Prescription Information Network BreachedBritish Columbia's PharmaNet System Accessed
Canadian authorities are investigating whether a hacker or healthcare insider used a physician's credentials to gain unauthorized access to a British Columbia prescription information network, accessing information on about 1,600 patients.
In a statement about the breach issued on July 11, the British Columbia Ministry of Health says that staff of its PharmaNet network conducted a forensic audit after noticing suspicious activity on the system. The audit discovered that between March 9 and June 19, an unknown, unauthorized person used a doctor's PharmaNet account without the physician's knowledge to access the personal information of about 1,600 patients.
The information inappropriately accessed includes patients' names, dates of birth, addresses, telephone numbers, and personal health numbers - BC Services Card or Care Card numbers. For 34 individuals, the unauthorized access also involved looking at medication histories.

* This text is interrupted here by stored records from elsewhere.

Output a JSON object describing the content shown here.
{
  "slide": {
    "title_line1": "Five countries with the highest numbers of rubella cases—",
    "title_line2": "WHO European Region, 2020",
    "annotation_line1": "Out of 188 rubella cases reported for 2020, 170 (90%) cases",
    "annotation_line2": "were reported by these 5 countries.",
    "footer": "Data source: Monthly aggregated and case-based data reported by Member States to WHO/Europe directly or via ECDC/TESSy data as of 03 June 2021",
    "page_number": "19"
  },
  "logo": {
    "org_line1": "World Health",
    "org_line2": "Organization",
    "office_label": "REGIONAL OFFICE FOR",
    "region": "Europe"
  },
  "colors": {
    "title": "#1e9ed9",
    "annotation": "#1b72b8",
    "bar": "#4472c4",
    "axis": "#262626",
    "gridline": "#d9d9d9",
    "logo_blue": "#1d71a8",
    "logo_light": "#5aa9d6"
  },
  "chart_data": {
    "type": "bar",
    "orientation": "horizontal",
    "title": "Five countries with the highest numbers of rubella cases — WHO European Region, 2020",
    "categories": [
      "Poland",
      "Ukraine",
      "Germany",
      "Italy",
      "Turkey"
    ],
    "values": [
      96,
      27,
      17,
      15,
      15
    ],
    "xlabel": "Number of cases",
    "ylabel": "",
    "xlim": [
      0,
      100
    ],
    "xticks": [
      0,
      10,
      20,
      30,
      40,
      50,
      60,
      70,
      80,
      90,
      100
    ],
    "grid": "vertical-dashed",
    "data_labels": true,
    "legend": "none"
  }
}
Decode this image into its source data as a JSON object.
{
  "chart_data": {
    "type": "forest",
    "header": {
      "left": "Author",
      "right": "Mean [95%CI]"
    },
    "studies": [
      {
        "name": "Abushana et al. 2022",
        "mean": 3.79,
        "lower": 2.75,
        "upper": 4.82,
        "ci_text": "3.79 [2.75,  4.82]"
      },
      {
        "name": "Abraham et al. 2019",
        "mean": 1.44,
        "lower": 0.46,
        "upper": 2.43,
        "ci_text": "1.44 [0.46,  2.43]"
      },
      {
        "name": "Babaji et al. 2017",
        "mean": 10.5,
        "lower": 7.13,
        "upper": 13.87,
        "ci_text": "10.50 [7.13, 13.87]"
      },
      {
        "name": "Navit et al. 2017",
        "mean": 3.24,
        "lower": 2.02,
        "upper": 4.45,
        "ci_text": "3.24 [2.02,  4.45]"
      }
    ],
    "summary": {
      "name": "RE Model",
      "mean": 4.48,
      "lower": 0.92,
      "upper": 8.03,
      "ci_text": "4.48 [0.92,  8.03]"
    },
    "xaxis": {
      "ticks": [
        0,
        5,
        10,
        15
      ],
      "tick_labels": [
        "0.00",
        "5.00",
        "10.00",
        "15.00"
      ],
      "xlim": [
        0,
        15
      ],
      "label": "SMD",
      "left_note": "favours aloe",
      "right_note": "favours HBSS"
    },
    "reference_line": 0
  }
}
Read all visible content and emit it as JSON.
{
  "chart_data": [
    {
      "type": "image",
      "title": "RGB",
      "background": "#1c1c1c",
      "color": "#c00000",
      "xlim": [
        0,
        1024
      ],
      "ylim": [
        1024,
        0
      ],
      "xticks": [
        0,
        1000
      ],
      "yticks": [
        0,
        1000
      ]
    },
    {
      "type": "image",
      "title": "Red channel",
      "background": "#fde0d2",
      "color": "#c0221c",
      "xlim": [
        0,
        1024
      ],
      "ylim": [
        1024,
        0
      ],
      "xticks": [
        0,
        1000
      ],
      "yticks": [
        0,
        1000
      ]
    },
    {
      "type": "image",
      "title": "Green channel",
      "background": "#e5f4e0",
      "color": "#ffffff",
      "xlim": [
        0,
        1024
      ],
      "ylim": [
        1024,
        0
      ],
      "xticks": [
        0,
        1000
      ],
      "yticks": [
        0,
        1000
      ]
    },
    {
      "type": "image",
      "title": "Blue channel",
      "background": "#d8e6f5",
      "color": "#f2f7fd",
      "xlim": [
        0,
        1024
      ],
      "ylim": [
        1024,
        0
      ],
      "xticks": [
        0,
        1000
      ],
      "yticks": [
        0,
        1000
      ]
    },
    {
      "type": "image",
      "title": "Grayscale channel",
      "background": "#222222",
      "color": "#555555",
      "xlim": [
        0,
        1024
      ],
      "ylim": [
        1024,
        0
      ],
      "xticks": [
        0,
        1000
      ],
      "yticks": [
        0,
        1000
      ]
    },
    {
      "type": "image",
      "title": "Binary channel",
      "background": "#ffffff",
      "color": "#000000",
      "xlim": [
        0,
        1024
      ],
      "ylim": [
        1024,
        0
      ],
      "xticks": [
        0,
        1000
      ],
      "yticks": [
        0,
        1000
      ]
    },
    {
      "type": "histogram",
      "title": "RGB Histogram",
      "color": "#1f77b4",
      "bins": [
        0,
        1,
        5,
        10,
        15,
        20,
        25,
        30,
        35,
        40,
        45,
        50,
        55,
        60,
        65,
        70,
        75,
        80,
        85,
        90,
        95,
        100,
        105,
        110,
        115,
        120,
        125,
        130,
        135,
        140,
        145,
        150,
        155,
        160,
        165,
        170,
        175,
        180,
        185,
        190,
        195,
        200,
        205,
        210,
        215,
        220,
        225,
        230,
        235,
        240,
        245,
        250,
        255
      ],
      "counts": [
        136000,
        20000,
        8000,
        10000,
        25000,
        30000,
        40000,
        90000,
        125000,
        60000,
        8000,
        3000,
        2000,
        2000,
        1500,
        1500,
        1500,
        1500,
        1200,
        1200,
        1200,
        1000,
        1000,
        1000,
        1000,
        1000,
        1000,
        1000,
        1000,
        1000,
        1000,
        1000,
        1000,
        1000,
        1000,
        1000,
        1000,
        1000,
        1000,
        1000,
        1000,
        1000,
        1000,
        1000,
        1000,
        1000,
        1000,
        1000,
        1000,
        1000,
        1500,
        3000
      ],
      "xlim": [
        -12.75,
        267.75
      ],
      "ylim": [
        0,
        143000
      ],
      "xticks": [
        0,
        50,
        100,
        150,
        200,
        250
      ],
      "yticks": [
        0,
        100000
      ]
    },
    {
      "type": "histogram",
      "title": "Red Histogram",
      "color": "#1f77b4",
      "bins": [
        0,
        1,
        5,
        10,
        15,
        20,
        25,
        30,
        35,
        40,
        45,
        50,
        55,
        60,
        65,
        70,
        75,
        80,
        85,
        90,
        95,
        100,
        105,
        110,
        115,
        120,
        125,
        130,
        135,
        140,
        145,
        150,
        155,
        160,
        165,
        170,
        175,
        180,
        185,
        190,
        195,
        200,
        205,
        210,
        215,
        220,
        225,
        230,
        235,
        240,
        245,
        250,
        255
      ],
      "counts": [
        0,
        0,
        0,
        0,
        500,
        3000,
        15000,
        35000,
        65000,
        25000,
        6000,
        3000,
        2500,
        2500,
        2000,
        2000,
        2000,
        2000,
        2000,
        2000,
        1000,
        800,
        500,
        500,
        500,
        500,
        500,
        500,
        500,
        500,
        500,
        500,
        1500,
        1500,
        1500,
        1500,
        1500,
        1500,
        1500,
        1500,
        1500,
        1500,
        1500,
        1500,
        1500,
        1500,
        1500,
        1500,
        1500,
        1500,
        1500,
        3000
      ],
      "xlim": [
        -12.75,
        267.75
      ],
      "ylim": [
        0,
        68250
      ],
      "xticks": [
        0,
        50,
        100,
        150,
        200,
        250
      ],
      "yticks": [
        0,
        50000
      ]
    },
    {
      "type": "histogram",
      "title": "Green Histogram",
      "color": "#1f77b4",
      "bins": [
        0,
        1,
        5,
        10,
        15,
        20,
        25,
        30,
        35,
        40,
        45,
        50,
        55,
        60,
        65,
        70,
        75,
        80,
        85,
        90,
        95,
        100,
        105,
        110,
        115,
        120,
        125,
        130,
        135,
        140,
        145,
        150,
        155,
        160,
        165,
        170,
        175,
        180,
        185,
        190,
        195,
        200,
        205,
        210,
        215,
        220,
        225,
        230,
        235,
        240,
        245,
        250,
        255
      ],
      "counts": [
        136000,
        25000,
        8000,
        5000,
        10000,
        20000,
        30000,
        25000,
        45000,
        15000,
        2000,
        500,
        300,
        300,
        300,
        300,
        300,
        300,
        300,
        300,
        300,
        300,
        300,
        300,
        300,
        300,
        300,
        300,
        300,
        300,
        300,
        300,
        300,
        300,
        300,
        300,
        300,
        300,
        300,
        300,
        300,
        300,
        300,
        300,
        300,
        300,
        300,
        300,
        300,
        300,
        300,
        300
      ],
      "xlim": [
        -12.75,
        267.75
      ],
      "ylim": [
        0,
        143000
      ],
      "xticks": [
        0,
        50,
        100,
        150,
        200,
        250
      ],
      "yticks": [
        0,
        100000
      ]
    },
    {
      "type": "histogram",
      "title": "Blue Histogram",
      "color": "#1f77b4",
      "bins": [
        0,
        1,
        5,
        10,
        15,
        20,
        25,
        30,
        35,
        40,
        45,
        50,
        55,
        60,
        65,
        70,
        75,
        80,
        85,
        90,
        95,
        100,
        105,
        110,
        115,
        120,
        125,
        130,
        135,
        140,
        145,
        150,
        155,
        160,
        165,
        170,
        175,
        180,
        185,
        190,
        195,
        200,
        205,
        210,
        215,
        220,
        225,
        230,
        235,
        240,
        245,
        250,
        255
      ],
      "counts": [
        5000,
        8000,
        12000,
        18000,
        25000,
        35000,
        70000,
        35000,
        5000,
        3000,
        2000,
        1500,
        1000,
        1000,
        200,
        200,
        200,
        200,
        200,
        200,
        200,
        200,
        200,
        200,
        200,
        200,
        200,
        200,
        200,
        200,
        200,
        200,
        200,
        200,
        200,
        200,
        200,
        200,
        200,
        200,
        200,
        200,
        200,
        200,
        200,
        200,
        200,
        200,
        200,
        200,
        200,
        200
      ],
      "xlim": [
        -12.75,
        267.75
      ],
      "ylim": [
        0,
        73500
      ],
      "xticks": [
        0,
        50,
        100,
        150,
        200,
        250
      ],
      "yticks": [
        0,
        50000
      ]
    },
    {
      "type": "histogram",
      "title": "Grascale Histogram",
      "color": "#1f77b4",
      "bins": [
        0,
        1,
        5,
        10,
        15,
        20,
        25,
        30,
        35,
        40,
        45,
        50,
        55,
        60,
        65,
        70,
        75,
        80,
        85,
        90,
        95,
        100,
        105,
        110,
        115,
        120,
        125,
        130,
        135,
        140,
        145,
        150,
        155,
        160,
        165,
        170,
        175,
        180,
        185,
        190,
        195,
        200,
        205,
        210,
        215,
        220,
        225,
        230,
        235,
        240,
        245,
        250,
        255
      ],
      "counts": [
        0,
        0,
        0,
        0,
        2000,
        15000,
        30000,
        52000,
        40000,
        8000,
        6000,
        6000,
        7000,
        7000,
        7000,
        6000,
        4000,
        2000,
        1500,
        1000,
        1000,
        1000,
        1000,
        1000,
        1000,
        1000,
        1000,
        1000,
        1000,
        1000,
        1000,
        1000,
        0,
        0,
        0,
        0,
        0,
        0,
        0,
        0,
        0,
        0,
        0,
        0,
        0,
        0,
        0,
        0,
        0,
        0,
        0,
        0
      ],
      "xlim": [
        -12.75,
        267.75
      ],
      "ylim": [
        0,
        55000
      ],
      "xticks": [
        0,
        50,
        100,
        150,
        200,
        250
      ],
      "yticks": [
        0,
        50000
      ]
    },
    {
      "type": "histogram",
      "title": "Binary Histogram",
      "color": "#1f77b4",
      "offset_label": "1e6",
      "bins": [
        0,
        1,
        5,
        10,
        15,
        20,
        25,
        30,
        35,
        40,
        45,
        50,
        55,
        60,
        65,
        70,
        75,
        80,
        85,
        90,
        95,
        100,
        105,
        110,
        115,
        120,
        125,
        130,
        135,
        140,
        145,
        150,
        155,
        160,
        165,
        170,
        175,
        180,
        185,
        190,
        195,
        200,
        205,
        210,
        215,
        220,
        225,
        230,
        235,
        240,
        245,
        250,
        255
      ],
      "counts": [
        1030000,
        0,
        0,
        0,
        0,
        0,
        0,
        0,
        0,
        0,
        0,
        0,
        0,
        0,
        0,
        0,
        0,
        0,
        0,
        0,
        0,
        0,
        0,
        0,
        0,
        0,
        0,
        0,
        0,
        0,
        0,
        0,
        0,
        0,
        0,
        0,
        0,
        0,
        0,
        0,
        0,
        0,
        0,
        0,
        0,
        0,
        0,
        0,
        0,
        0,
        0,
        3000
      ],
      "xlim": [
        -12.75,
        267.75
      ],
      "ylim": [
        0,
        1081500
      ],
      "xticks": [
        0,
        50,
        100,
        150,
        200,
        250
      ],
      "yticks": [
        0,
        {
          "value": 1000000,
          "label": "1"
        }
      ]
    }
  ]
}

Doctors throughout British Columbia use the PharmaNet network to check the drug histories of patients, enter prescription information and check for potential drug interactions before writing prescriptions, a spokesman in the B.C. ministry of health tells Information Security Media Group. While PharmaNet links all B.C. pharmacies to a central set of data systems, it is not used by healthcare providers to transmit and process prescriptions electronically to pharmacies, which ensures that the unauthorized individual cannot use the system to order or obtain fraudulent prescriptions, he says. Prescriptions are written out separately for patients to present to pharmacists, who enter the dispensing information into the PharmaNet system, he explains.
"It's still being determined whether the person who accessed the system worked for the doctor or is someone external," the spokesman tells ISMG.
Every prescription dispensed in British Columbia is entered into PharmaNet. In 2007, more than 47 million prescriptions were processed on PharmaNet and the system flagged more than 24 million potential drug interactions, says the ministry in its statement.
The Ministry of Health and the British Columbia government's Office of the Chief Information Officer are investigating the incident, but authorities do not expect the number of breach victims to rise, the spokesman says. The incident was reported to the government's Information Privacy Commissioner, and the Ministry of Health is contacting all affected individuals by letter, offering free credit protection services.
"While this privacy breach did not include banking information, enough information was accessed to be used for identity theft," the ministry's statement says. "The ministry encourages affected people to keep a close eye on their bank accounts, credit cards, and online identity and services."
Additionally, those affected are being encouraged to contact their local pharmacy to put a "keyword" on their PharmaNet profile to notify pharmacists. "They can also request, through Health Insurance BC, a Medical Services Plan alert, which prompts health professionals to ask for a second piece of identification when a person uses his or her personal health number."
Unauthorized access incidents underscore the importance of active security monitoring and regular security assessments, says Dan Berger, CEO of Redspin, a data security services firm. "Without sophisticated security monitoring in place, it can be very difficult to detect an attack" and other intrusive breaches, he says.
Health Data Targeted
The healthcare sector, as well as government sector systems handling health-related data, are increasingly targets of cybercriminals because of the information those systems contain, including health insurance identification numbers in the U.S. and elsewhere (see Why Hackers Are Targeting Health Data).
The FBI estimates that $80 billion of the $2.2 trillion a year spent on healthcare in the United States is associated with fraud, with half of that fraud tied to medical ID theft, says Bill Barr, a development director at the Medical ID Fraud Alliance.